ディザスタリカバリ環境の構築、複数サイト方式とクラウド利用方式を比較する備えがあり過ぎても困る

適切なディザスタリカバリ(DR)の選択には、コスト、目標復旧時間(RTO)、専門知識の有無が重要だ。慎重に分析した結果、クラウドが最適と考える企業もあるだろう。

2017年04月05日 15時00分 公開
[Jim O'ReillyTechTarget]
DR対策では「最悪を考える」とどうしても過剰投資になりやすい

 ディザスタリカバリ(DR)は、スムーズで高速な対応を必要とする。それは火災や洪水、ランサムウェアなどが原因でシステムが停止した場合、1時間当たりの損失があまりに大きいからだ。それ故に企業はいつまでも一昔前のDR手法に頼っているわけにはいかない。
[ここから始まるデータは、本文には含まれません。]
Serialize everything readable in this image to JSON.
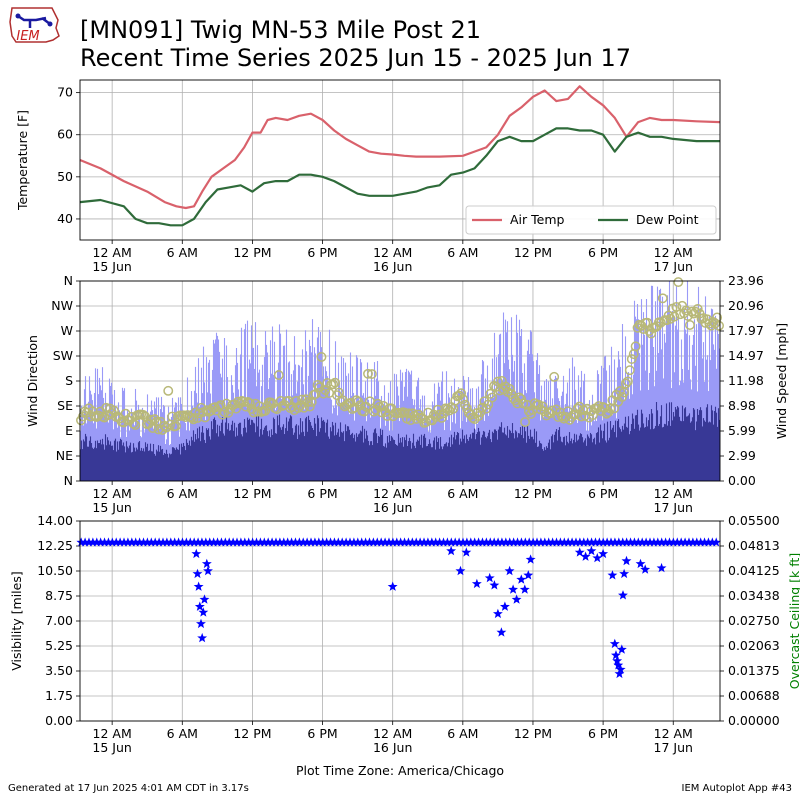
{
  "header": {
    "logo_text": "IEM",
    "title_line1": "[MN091] Twig MN-53 Mile Post 21",
    "title_line2": "Recent Time Series 2025 Jun 15 - 2025 Jun 17"
  },
  "footer": {
    "generated": "Generated at 17 Jun 2025 4:01 AM CDT in 3.17s",
    "app": "IEM Autoplot App #43"
  },
  "colors": {
    "air_temp": "#d9616b",
    "dew_point": "#2f6b3a",
    "wind_gust": "#9a9af7",
    "wind_speed": "#383896",
    "wind_dir": "#b8b878",
    "visibility": "#0000ff",
    "ceiling_axis": "#008000"
  },
  "chart_data": [
    {
      "type": "line",
      "x_unit": "hours since 15 Jun 2025 00:00 CDT (Plot Time Zone: America/Chicago)",
      "x_range": [
        -2.75,
        52.0
      ],
      "xticks": [
        {
          "x": 0,
          "l1": "12 AM",
          "l2": "15 Jun"
        },
        {
          "x": 6,
          "l1": "6 AM",
          "l2": ""
        },
        {
          "x": 12,
          "l1": "12 PM",
          "l2": ""
        },
        {
          "x": 18,
          "l1": "6 PM",
          "l2": ""
        },
        {
          "x": 24,
          "l1": "12 AM",
          "l2": "16 Jun"
        },
        {
          "x": 30,
          "l1": "6 AM",
          "l2": ""
        },
        {
          "x": 36,
          "l1": "12 PM",
          "l2": ""
        },
        {
          "x": 42,
          "l1": "6 PM",
          "l2": ""
        },
        {
          "x": 48,
          "l1": "12 AM",
          "l2": "17 Jun"
        }
      ],
      "ylabel": "Temperature [F]",
      "ylim": [
        35,
        73
      ],
      "yticks": [
        40,
        50,
        60,
        70
      ],
      "grid": true,
      "legend_position": "lower-right",
      "legend_columns": 2,
      "series": [
        {
          "name": "Air Temp",
          "key": "air_temp",
          "x": [
            -2.75,
            -1,
            1,
            3,
            4.5,
            5.5,
            6.3,
            7,
            7.7,
            8.5,
            9.5,
            10.5,
            11.3,
            12,
            12.7,
            13.3,
            14,
            15,
            16,
            17,
            18,
            19,
            20,
            21,
            22,
            23,
            24,
            25,
            26,
            28,
            30,
            31,
            32,
            33,
            34,
            35,
            36,
            37,
            38,
            39,
            40,
            41,
            42,
            43,
            44,
            45,
            46,
            47,
            48,
            50,
            52
          ],
          "y": [
            54,
            52,
            49,
            46.5,
            44,
            43,
            42.6,
            43,
            46.5,
            50,
            52,
            54,
            57,
            60.5,
            60.5,
            63.5,
            64,
            63.5,
            64.5,
            65,
            63.5,
            61,
            59,
            57.5,
            56,
            55.5,
            55.3,
            55,
            54.8,
            54.8,
            55,
            56,
            57,
            60,
            64.5,
            66.5,
            69,
            70.5,
            68,
            68.5,
            71.5,
            69,
            67,
            64,
            59.5,
            63,
            64,
            63.5,
            63.5,
            63.2,
            63
          ]
        },
        {
          "name": "Dew Point",
          "key": "dew_point",
          "x": [
            -2.75,
            -1,
            1,
            2,
            3,
            4,
            5,
            6,
            7,
            8,
            9,
            10,
            11,
            12,
            13,
            14,
            15,
            16,
            17,
            18,
            19,
            20,
            21,
            22,
            23,
            24,
            25,
            26,
            27,
            28,
            29,
            30,
            31,
            32,
            33,
            34,
            35,
            36,
            37,
            38,
            39,
            40,
            41,
            42,
            43,
            44,
            45,
            46,
            47,
            48,
            50,
            52
          ],
          "y": [
            44,
            44.5,
            43,
            40,
            39,
            39,
            38.5,
            38.5,
            40,
            44,
            47,
            47.5,
            48,
            46.5,
            48.5,
            49,
            49,
            50.5,
            50.5,
            50,
            49,
            47.5,
            46,
            45.5,
            45.5,
            45.5,
            46,
            46.5,
            47.5,
            48,
            50.5,
            51,
            52,
            55,
            58.5,
            59.5,
            58.5,
            58.5,
            60,
            61.5,
            61.5,
            61,
            61,
            60,
            56,
            59.5,
            60.5,
            59.5,
            59.5,
            59,
            58.5,
            58.5
          ]
        }
      ]
    },
    {
      "type": "bar",
      "x_unit": "hours since 15 Jun 2025 00:00 CDT (Plot Time Zone: America/Chicago)",
      "x_range": [
        -2.75,
        52.0
      ],
      "xticks": [
        {
          "x": 0,
          "l1": "12 AM",
          "l2": "15 Jun"
        },
        {
          "x": 6,
          "l1": "6 AM",
          "l2": ""
        },
        {
          "x": 12,
          "l1": "12 PM",
          "l2": ""
        },
        {
          "x": 18,
          "l1": "6 PM",
          "l2": ""
        },
        {
          "x": 24,
          "l1": "12 AM",
          "l2": "16 Jun"
        },
        {
          "x": 30,
          "l1": "6 AM",
          "l2": ""
        },
        {
          "x": 36,
          "l1": "12 PM",
          "l2": ""
        },
        {
          "x": 42,
          "l1": "6 PM",
          "l2": ""
        },
        {
          "x": 48,
          "l1": "12 AM",
          "l2": "17 Jun"
        }
      ],
      "ylabel": "Wind Direction",
      "ylim": [
        0,
        360
      ],
      "yticks": [
        {
          "v": 0,
          "l": "N"
        },
        {
          "v": 45,
          "l": "NE"
        },
        {
          "v": 90,
          "l": "E"
        },
        {
          "v": 135,
          "l": "SE"
        },
        {
          "v": 180,
          "l": "S"
        },
        {
          "v": 225,
          "l": "SW"
        },
        {
          "v": 270,
          "l": "W"
        },
        {
          "v": 315,
          "l": "NW"
        },
        {
          "v": 360,
          "l": "N"
        }
      ],
      "y2label": "Wind Speed [mph]",
      "y2lim": [
        0,
        23.96
      ],
      "y2ticks": [
        "0.00",
        "2.99",
        "5.99",
        "8.98",
        "11.98",
        "14.97",
        "17.97",
        "20.96",
        "23.96"
      ],
      "grid": true,
      "wind_gust_mph": {
        "x": [
          -2.75,
          -1,
          1,
          3,
          5,
          6,
          7,
          8,
          9,
          10,
          11,
          12,
          13,
          14,
          15,
          16,
          17,
          18,
          19,
          20,
          21,
          22,
          23,
          24,
          25,
          26,
          27,
          28,
          29,
          30,
          31,
          32,
          33,
          34,
          35,
          36,
          37,
          38,
          39,
          40,
          41,
          42,
          43,
          44,
          45,
          46,
          47,
          48,
          49,
          50,
          51,
          52
        ],
        "y": [
          10,
          10,
          8,
          8,
          7,
          8,
          10,
          12,
          13,
          14,
          13,
          15,
          13,
          14,
          13,
          12,
          14,
          14,
          13,
          12,
          11,
          11,
          10,
          9.5,
          10,
          9.5,
          9,
          9.5,
          10,
          10,
          9,
          11,
          14,
          15,
          14,
          13,
          9,
          13,
          11,
          10,
          10,
          11,
          12,
          15,
          16,
          17,
          18,
          18,
          18,
          17,
          17,
          17
        ]
      },
      "wind_speed_mph": {
        "x": [
          -2.75,
          -1,
          1,
          3,
          5,
          6,
          7,
          8,
          9,
          10,
          11,
          12,
          13,
          14,
          15,
          16,
          17,
          18,
          19,
          20,
          21,
          22,
          23,
          24,
          25,
          26,
          27,
          28,
          29,
          30,
          31,
          32,
          33,
          34,
          35,
          36,
          37,
          38,
          39,
          40,
          41,
          42,
          43,
          44,
          45,
          46,
          47,
          48,
          49,
          50,
          51,
          52
        ],
        "y": [
          5,
          5,
          4.5,
          4,
          3.5,
          4,
          6,
          6,
          7,
          7,
          6.5,
          7,
          7,
          7,
          7,
          6.5,
          7,
          7,
          6.5,
          6,
          6,
          5.5,
          5.5,
          5,
          5,
          5,
          5,
          5,
          5,
          5.5,
          5.5,
          6,
          6,
          6.5,
          6,
          6,
          4,
          6,
          5.5,
          5.5,
          5.5,
          6,
          6.5,
          7,
          7.5,
          8,
          8.5,
          8.5,
          8.5,
          8,
          8,
          8
        ]
      },
      "wind_direction_deg": {
        "x": [
          -2.75,
          -1,
          0,
          1,
          2,
          3,
          4,
          5,
          6,
          7,
          8,
          9,
          10,
          11,
          12,
          13,
          14,
          15,
          16,
          17,
          18,
          19,
          20,
          21,
          22,
          23,
          24,
          25,
          26,
          27,
          28,
          29,
          30,
          31,
          32,
          33,
          34,
          35,
          36,
          37,
          38,
          39,
          40,
          41,
          42,
          43,
          44,
          45,
          46,
          47,
          48,
          49,
          50,
          51,
          52
        ],
        "y": [
          120,
          125,
          120,
          115,
          110,
          110,
          100,
          105,
          110,
          115,
          125,
          130,
          130,
          135,
          130,
          130,
          140,
          135,
          135,
          140,
          165,
          170,
          140,
          135,
          135,
          135,
          120,
          120,
          115,
          115,
          120,
          130,
          155,
          110,
          140,
          175,
          165,
          140,
          130,
          125,
          125,
          120,
          125,
          125,
          125,
          140,
          175,
          275,
          275,
          285,
          305,
          310,
          300,
          290,
          285
        ]
      }
    },
    {
      "type": "scatter",
      "x_unit": "hours since 15 Jun 2025 00:00 CDT (Plot Time Zone: America/Chicago)",
      "x_range": [
        -2.75,
        52.0
      ],
      "xticks": [
        {
          "x": 0,
          "l1": "12 AM",
          "l2": "15 Jun"
        },
        {
          "x": 6,
          "l1": "6 AM",
          "l2": ""
        },
        {
          "x": 12,
          "l1": "12 PM",
          "l2": ""
        },
        {
          "x": 18,
          "l1": "6 PM",
          "l2": ""
        },
        {
          "x": 24,
          "l1": "12 AM",
          "l2": "16 Jun"
        },
        {
          "x": 30,
          "l1": "6 AM",
          "l2": ""
        },
        {
          "x": 36,
          "l1": "12 PM",
          "l2": ""
        },
        {
          "x": 42,
          "l1": "6 PM",
          "l2": ""
        },
        {
          "x": 48,
          "l1": "12 AM",
          "l2": "17 Jun"
        }
      ],
      "xlabel": "Plot Time Zone: America/Chicago",
      "ylabel": "Visibility [miles]",
      "ylim": [
        0,
        14
      ],
      "yticks": [
        "0.00",
        "1.75",
        "3.50",
        "5.25",
        "7.00",
        "8.75",
        "10.50",
        "12.25",
        "14.00"
      ],
      "y2label": "Overcast Ceiling [k ft]",
      "y2lim": [
        0,
        0.055
      ],
      "y2ticks": [
        "0.00000",
        "0.00688",
        "0.01375",
        "0.02063",
        "0.02750",
        "0.03438",
        "0.04125",
        "0.04813",
        "0.05500"
      ],
      "grid": true,
      "marker": "star",
      "baseline_visibility": 12.5,
      "visibility_dips": [
        {
          "x": 7.2,
          "y": 11.7
        },
        {
          "x": 7.3,
          "y": 10.3
        },
        {
          "x": 7.4,
          "y": 9.4
        },
        {
          "x": 7.5,
          "y": 8.0
        },
        {
          "x": 7.6,
          "y": 6.8
        },
        {
          "x": 7.7,
          "y": 5.8
        },
        {
          "x": 7.8,
          "y": 7.6
        },
        {
          "x": 7.9,
          "y": 8.5
        },
        {
          "x": 8.1,
          "y": 11.0
        },
        {
          "x": 8.2,
          "y": 10.5
        },
        {
          "x": 24.0,
          "y": 9.4
        },
        {
          "x": 29.0,
          "y": 11.9
        },
        {
          "x": 29.8,
          "y": 10.5
        },
        {
          "x": 30.3,
          "y": 11.8
        },
        {
          "x": 31.2,
          "y": 9.6
        },
        {
          "x": 32.3,
          "y": 10.0
        },
        {
          "x": 32.7,
          "y": 9.5
        },
        {
          "x": 33.0,
          "y": 7.5
        },
        {
          "x": 33.3,
          "y": 6.2
        },
        {
          "x": 33.6,
          "y": 8.0
        },
        {
          "x": 34.0,
          "y": 10.5
        },
        {
          "x": 34.3,
          "y": 9.2
        },
        {
          "x": 34.6,
          "y": 8.5
        },
        {
          "x": 35.0,
          "y": 9.9
        },
        {
          "x": 35.3,
          "y": 9.2
        },
        {
          "x": 35.6,
          "y": 10.2
        },
        {
          "x": 35.8,
          "y": 11.3
        },
        {
          "x": 40.0,
          "y": 11.8
        },
        {
          "x": 40.5,
          "y": 11.5
        },
        {
          "x": 41.0,
          "y": 11.9
        },
        {
          "x": 41.5,
          "y": 11.4
        },
        {
          "x": 42.0,
          "y": 11.7
        },
        {
          "x": 42.8,
          "y": 10.2
        },
        {
          "x": 43.0,
          "y": 5.4
        },
        {
          "x": 43.1,
          "y": 4.6
        },
        {
          "x": 43.2,
          "y": 4.2
        },
        {
          "x": 43.3,
          "y": 3.9
        },
        {
          "x": 43.4,
          "y": 3.3
        },
        {
          "x": 43.5,
          "y": 3.6
        },
        {
          "x": 43.6,
          "y": 5.0
        },
        {
          "x": 43.7,
          "y": 8.8
        },
        {
          "x": 43.8,
          "y": 10.3
        },
        {
          "x": 44.0,
          "y": 11.2
        },
        {
          "x": 45.2,
          "y": 11.0
        },
        {
          "x": 45.6,
          "y": 10.6
        },
        {
          "x": 47.0,
          "y": 10.7
        }
      ]
    }
  ]
}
 新しいDRの導入を検討するとき、対象をプロプライエタリなレガシーシステムと、オープン技術ベースの最近の製品とに分けて考える必要がある。オープン技術ベースの環境であれば、クラウドをリカバリーサイトとして活用し、強力なDR対策を実現できる。

 一般的なDR手法の1つに、ワークロードを実行するためのサイトを複数構築するという方法がある。1つのサイトがダウンしても、別のサイトでワークロードを再開できるようにするという考え方だ。サイトを遠隔地に分散させれば、この方法はうまくいく。

 このDR手法の問題点はコストだ。追加のプラットフォームが必要となるからだ。基幹系のワークロードだけを保護するのか、全てのジョブストリームをミラーリングするのかによっても異なるが、コストは50~100%ほど増加する可能性がある。管理スタッフの増員の他、設備の追加、電気や水道などのインフラ費用の増大も覚悟しなければならない。ハードウェアとソフトウェアがセミカスタマイズしたプロプライエタリな要素で構成されるレガシーシステムにおいては、こうしたマルチサイトを使ったDRが一般的だ。

 レガシーシステムのDRには、データのバックアップという方法もある。通常はテープへのバックアップとなる。データをテープにコピーするのは比較的楽な作業だ。ただし代替ハードウェアをすぐに利用できるか、物理的に調達しなければならないかによって、復旧時間には数時間から数日の幅が生じる。なおテープではなくクラウドへのバックアップは、一部のCOTS環境にも適した方法だ。

クラウドを活用

 DRに関しては、オープン技術ベースの環境の方がはるかに楽だ。クラウドを活用すればいいからだ。大半のアプリケーションを仮想インスタンスで実行できるので、社内クラウドやクラスタはパブリッククラウドの新しいインスタンスセットでワークロードを再構成できる。

 DRにクラウドを活用する方法は幾つかある。1つは、クラウドバースティングを使用し、過剰なワークロードを自動的にクラウドに移行させるという方法だ。本稿では、クラウドバースティングにおけるデータ配置の問題については詳しく取り上げない。短い目標復旧時間(RTO)を実現するには、適正なデータ配置が不可欠であるという点だけ述べておく。

 他に、エンドポイントのバックアップという手法もある。最近のデータやインスタンスイメージのコピーをパブリッククラウドに保存し、災害時に起動できるよう準備を整えておくという方法だ。パブリッククラウドでは、復旧用のインスタンスをアクティブにしておく必要はない。インスタンスは数分で構築でき、料金は実行回数に応じて発生する。「Docker」コンテナはハイパーバイザーインスタンスよりもはるかに高速に起動できるので、RTOの点で好ましい。

 クラウド環境に適したバックアップツールは豊富にある。問題はリカバリーできるかどうかだ。バックアップがあったとしても、リカバリーはそう簡単ではない。適切なファイルを適切な場所に配置し、適切な連係を構築するのは、注意を要する作業だ。10年に1回くらいの頻度でこの問題に直面するIT部門にとっては、なおさらだろう。